In fact, back in 2006 public health officials went through a list of mitigation actions that could be used in the event of pandemic influenza, along with their potential repercussions.
Lockdowns, including quarantine and extended school closures, were not recommended, as this overriding principle was explained:
“Experience has shown that communities faced with epidemics or other adverse events respond best and with the least anxiety when the normal social functioning of the community is least disrupted.”

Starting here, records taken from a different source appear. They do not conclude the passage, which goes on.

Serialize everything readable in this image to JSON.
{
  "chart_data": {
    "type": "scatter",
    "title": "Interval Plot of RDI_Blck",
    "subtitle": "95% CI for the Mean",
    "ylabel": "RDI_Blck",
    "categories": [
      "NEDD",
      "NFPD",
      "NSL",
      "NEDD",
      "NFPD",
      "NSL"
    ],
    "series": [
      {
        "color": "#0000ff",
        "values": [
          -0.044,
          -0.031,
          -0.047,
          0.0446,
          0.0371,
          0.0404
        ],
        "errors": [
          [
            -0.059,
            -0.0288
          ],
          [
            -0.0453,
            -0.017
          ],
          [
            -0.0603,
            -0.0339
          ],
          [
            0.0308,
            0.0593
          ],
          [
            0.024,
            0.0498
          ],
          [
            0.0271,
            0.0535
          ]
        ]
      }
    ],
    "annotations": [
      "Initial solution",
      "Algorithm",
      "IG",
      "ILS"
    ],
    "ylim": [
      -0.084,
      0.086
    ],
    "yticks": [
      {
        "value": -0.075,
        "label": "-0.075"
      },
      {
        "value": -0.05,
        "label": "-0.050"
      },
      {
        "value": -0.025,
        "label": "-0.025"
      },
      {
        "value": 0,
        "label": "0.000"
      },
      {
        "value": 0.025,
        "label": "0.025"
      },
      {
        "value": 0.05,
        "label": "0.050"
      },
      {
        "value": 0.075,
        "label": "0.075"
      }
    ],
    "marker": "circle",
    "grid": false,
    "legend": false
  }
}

“Closure of schools beyond 10 to 14 days was not recommended, unless all other points of contact, such as restaurants and churches, were also closed.”
But, they noted, “Such widespread closures, sustained throughout the pandemic, would almost certainly have serious adverse social and economic effects.”
Schools in 25% of countries have no catch-up plans
The silver lining may be that 75% of countries have made some plans to help children catch up from the disastrous effects of COVID-19-related school closures.
Tutoring increased focus on reading and math, and return to in-person learning have helped some children to close the gap on the learning they lost during the pandemic.
However, schools in one-quarter of countries have no plans to help students catch up, and many aren’t even tracking if students have returned to school.
Speaking with the Economist, Jaime Saavedra with World Bank called school closures perhaps “the worst educational crisis for a century, and certainly since the world wars,” adding:
“My fear is that 15 years from now people will be writing papers documenting consistently lower earnings, productivity and well-being for people who are now between six and 20 years old. I don’t see societies taking this seriously.”